Update arg in the dynamic fact base

Hello,

Since today i am full of great new ideas, here is another one i have been contemplating :slight_smile:

Suppose we have a dynamic fact such as so, and we want to update the list to include another element, e:

:- dynamic adjacent/2.

adjacent(a, [b, c, d]).

Today one would do something like this:

update_adjacent(X, Added) :-
   adjacent(X, Current_List),
   append(Current_list, Added, New_List),
   retract(adjacent(X, Current_List),
   assert(adjacent(X, New_List).

Could one envision an dynamic_set_arg/3 operator, that takes as arguments a position and a new argument and updates the internal representation with the new argument as so:

update_adjacent(X, Added) :-
   adjacent(X, Current_List),
   append(Current_list, Added, New_List),
   dynamic_set_arg(2, adjacent(X, Current_List), New_List).
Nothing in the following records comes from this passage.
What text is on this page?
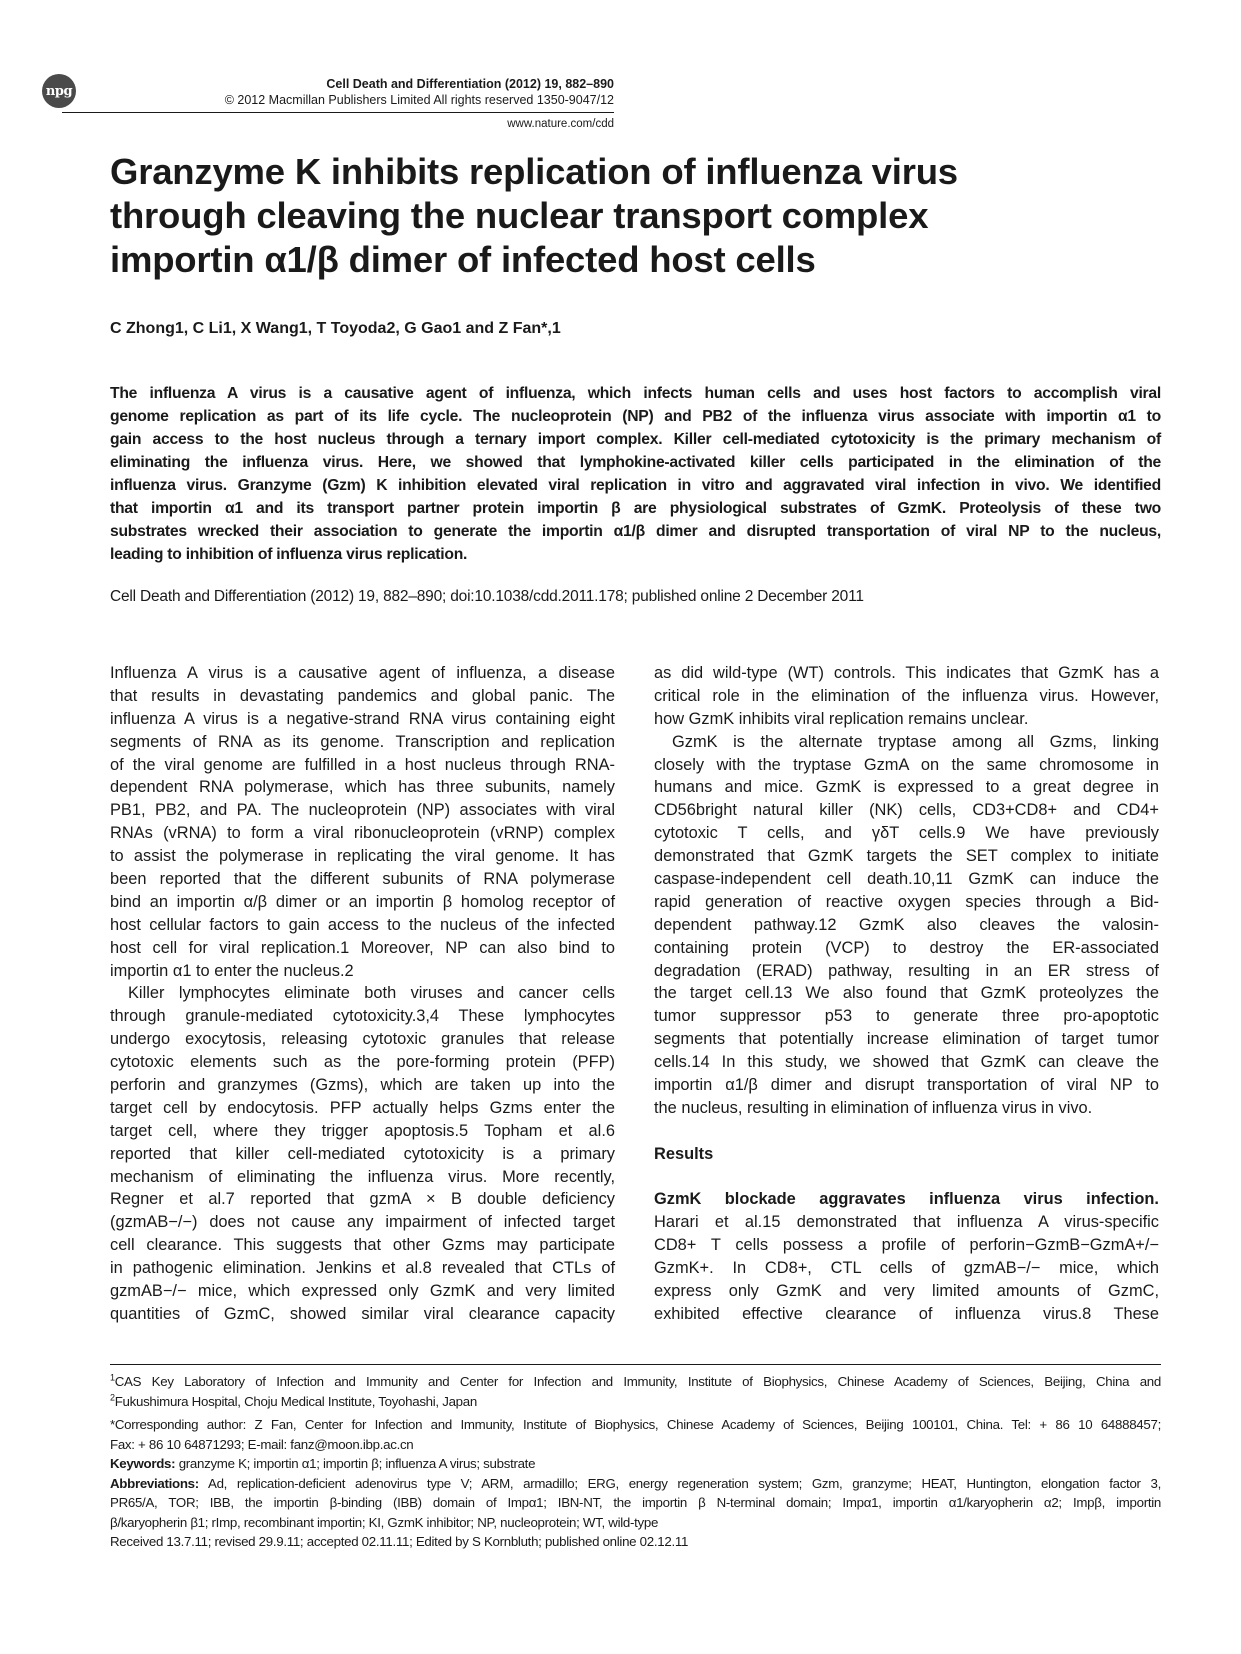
npg	Cell Death and Differentiation (2012) 19, 882–890
© 2012 Macmillan Publishers Limited All rights reserved 1350-9047/12
www.nature.com/cdd
Granzyme K inhibits replication of influenza virus
through cleaving the nuclear transport complex
importin α1/β dimer of infected host cells
C Zhong1, C Li1, X Wang1, T Toyoda2, G Gao1 and Z Fan*,1
The influenza A virus is a causative agent of influenza, which infects human cells and uses host factors to accomplish viral
genome replication as part of its life cycle. The nucleoprotein (NP) and PB2 of the influenza virus associate with importin α1 to
gain access to the host nucleus through a ternary import complex. Killer cell-mediated cytotoxicity is the primary mechanism of
eliminating the influenza virus. Here, we showed that lymphokine-activated killer cells participated in the elimination of the
influenza virus. Granzyme (Gzm) K inhibition elevated viral replication in vitro and aggravated viral infection in vivo. We identified
that importin α1 and its transport partner protein importin β are physiological substrates of GzmK. Proteolysis of these two
substrates wrecked their association to generate the importin α1/β dimer and disrupted transportation of viral NP to the nucleus,
leading to inhibition of influenza virus replication.
Cell Death and Differentiation (2012) 19, 882–890; doi:10.1038/cdd.2011.178; published online 2 December 2011
Influenza A virus is a causative agent of influenza, a disease
that results in devastating pandemics and global panic. The
influenza A virus is a negative-strand RNA virus containing eight
segments of RNA as its genome. Transcription and replication
of the viral genome are fulfilled in a host nucleus through RNA-
dependent RNA polymerase, which has three subunits, namely
PB1, PB2, and PA. The nucleoprotein (NP) associates with viral
RNAs (vRNA) to form a viral ribonucleoprotein (vRNP) complex
to assist the polymerase in replicating the viral genome. It has
been reported that the different subunits of RNA polymerase
bind an importin α/β dimer or an importin β homolog receptor of
host cellular factors to gain access to the nucleus of the infected
host cell for viral replication.1 Moreover, NP can also bind to
importin α1 to enter the nucleus.2
Killer lymphocytes eliminate both viruses and cancer cells
through granule-mediated cytotoxicity.3,4 These lymphocytes
undergo exocytosis, releasing cytotoxic granules that release
cytotoxic elements such as the pore-forming protein (PFP)
perforin and granzymes (Gzms), which are taken up into the
target cell by endocytosis. PFP actually helps Gzms enter the
target cell, where they trigger apoptosis.5 Topham et al.6
reported that killer cell-mediated cytotoxicity is a primary
mechanism of eliminating the influenza virus. More recently,
Regner et al.7 reported that gzmA × B double deficiency
(gzmAB−/−) does not cause any impairment of infected target
cell clearance. This suggests that other Gzms may participate
in pathogenic elimination. Jenkins et al.8 revealed that CTLs of
gzmAB−/− mice, which expressed only GzmK and very limited
quantities of GzmC, showed similar viral clearance capacity
as did wild-type (WT) controls. This indicates that GzmK has a
critical role in the elimination of the influenza virus. However,
how GzmK inhibits viral replication remains unclear.
GzmK is the alternate tryptase among all Gzms, linking
closely with the tryptase GzmA on the same chromosome in
humans and mice. GzmK is expressed to a great degree in
CD56bright natural killer (NK) cells, CD3+CD8+ and CD4+
cytotoxic T cells, and γδT cells.9 We have previously
demonstrated that GzmK targets the SET complex to initiate
caspase-independent cell death.10,11 GzmK can induce the
rapid generation of reactive oxygen species through a Bid-
dependent pathway.12 GzmK also cleaves the valosin-
containing protein (VCP) to destroy the ER-associated
degradation (ERAD) pathway, resulting in an ER stress of
the target cell.13 We also found that GzmK proteolyzes the
tumor suppressor p53 to generate three pro-apoptotic
segments that potentially increase elimination of target tumor
cells.14 In this study, we showed that GzmK can cleave the
importin α1/β dimer and disrupt transportation of viral NP to
the nucleus, resulting in elimination of influenza virus in vivo.
Results
GzmK blockade aggravates influenza virus infection.
Harari et al.15 demonstrated that influenza A virus-specific
CD8+ T cells possess a profile of perforin−GzmB−GzmA+/−
GzmK+. In CD8+, CTL cells of gzmAB−/− mice, which
express only GzmK and very limited amounts of GzmC,
exhibited effective clearance of influenza virus.8 These
$^1$CAS Key Laboratory of Infection and Immunity and Center for Infection and Immunity, Institute of Biophysics, Chinese Academy of Sciences, Beijing, China and
$^2$Fukushimura Hospital, Choju Medical Institute, Toyohashi, Japan
*Corresponding author: Z Fan, Center for Infection and Immunity, Institute of Biophysics, Chinese Academy of Sciences, Beijing 100101, China. Tel: + 86 10 64888457;
Fax: + 86 10 64871293; E-mail: fanz@moon.ibp.ac.cn
Keywords: granzyme K; importin α1; importin β; influenza A virus; substrate
Abbreviations: Ad, replication-deficient adenovirus type V; ARM, armadillo; ERG, energy regeneration system; Gzm, granzyme; HEAT, Huntington, elongation factor 3,
PR65/A, TOR; IBB, the importin β-binding (IBB) domain of Impα1; IBN-NT, the importin β N-terminal domain; Impα1, importin α1/karyopherin α2; Impβ, importin
β/karyopherin β1; rImp, recombinant importin; KI, GzmK inhibitor; NP, nucleoprotein; WT, wild-type
Received 13.7.11; revised 29.9.11; accepted 02.11.11; Edited by S Kornbluth; published online 02.12.11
Would it be worthwhile – i.e. save time both in terms by needing only one operation and not two (retract/assert) and by making indexing simpler for update?

Edit:

It would be in line with, say, SQL Update:

https://www.w3schools.com/sql/sql_update.asp

Dan

The more natural way to model “adjacent” in Prolog would be:

:- dynamic adjacent/2.

adjacent(a, b).
adjacent(a, c).
adjacent(a, d).

Do you see how things got easier already, both for maintaining the adjacency matrix and for querying?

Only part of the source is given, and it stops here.